Several Woodside residents, including a veterinarian, recently formed the Committee for Humane Woodside to advocate for ending the pig scramble, arguing that the chaotic chase causes extreme distress to the animals that are set loose from a trailer, forced into an arena, then are converged upon by a large and noisy group of kids racing to capture them. The committee has circulated a petition, signed by hundreds of people, opposing the event, which we agree is inhumane and barbaric.
If one has any doubt about it, last year's scramble is available on video at tinyurl.com/scram16. Watch it, see how these small animals are harassed — terrorized might not be too strong a word — and listen to their loud squeals and screams as they are captured and carried away by their legs.

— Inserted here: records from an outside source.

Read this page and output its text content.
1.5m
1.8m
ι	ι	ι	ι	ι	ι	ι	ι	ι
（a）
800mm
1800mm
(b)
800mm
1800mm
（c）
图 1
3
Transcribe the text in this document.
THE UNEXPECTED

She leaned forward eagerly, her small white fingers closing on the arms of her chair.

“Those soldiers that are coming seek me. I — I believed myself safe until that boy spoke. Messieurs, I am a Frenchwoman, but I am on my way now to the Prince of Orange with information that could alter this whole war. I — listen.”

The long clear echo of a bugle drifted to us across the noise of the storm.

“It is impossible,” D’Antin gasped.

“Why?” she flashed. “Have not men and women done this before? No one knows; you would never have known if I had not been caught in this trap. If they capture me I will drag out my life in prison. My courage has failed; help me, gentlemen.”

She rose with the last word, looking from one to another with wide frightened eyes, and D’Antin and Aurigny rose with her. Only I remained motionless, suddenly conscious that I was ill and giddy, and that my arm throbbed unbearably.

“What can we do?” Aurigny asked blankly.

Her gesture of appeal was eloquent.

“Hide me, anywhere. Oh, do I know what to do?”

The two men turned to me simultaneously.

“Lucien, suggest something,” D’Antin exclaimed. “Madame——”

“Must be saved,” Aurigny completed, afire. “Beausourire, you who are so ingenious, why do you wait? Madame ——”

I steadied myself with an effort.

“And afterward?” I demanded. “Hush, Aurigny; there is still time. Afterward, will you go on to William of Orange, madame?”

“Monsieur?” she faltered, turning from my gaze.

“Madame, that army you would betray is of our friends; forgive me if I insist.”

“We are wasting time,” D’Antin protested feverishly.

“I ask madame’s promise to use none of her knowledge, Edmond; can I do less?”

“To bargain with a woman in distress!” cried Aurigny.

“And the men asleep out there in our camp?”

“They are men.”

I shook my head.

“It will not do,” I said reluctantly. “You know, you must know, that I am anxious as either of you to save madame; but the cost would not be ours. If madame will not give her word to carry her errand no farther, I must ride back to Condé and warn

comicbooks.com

In a recent newsletter, the Mounted Patrol's captain challenged the claim that the event is cruel and stressful to the piglets, and asked: "Do (the critics) speak pig?"
Well, no one we know speaks "pig," but there are scientific researchers who focus on what pigs are communicating with their range of sounds; those researchers include animal health, behavior and welfare epidemiology specialist Lisa Collins of the University of Lincoln in England. Dr. Collins has done extensive research on the personalities and emotions of pigs, and according to news reports has determined that the sounds they make "convey a wide range of information such as the emotional, motivational and physiological state of the animal. For example, squeals are produced when pigs feel fear, and may be either alerting others to their situation or offering assurance."
Patrol Captain Victor Aenlle also asserts in the newsletter that the effort to end the pig scramble "is an attack on an American tradition and western culture." The argument that this event reflects Western cultural values rings hollow to those of us who grew up on farms where such treatment of animals would never be considered acceptable — even of those animals ultimately destined for the dinner table.
But it appears the Mounted Patrol has dug in its heels, compelling the committee and others concerned about this annual event to seek other means to end it.
One appeal that must be made is to parents: What are children learning when told it's acceptable to treat another living creature cruelly, as long as they have fun doing so? Pediatric psychiatrist Sujatha Ramakrishna is right on the mark in her letter to the Woodside Town Council, which reads in part: "If (children) are taught that tackling and dragging a squealing pig is 'fun,' they won't understand why pulling a yelping puppy's tail and pummeling a crying boy in gym class are not also 'fun.'"
In the face of the Mounted Patrol's resistance, the committee is appealing to the Town Council, and the council will discuss the matter at a future meeting, probably on March 28, according to Town Manager Kevin Bryant. Although Mr. Bryant has publicly stated that the town could ban the practice, last week he told the Almanac that the legality of a ban isn't clear-cut, and more research must be done.
But first, council members will be asked if they are interested in pursuing a ban, and if the answer is no, the town will drop the question of whether a ban would be legal, and the decision on whether to continue this cruel and harmful event will remain with the Mounted Patrol.
Mahatma Gandhi famously said: "I hold that the more helpless a creature, the more entitled it is to protection by man from the cruelty of man." We hope members of the Town Council take these words to heart and fully explore the town's options in ending the pig scramble. And if the law permits a ban, enact that ban before July 4.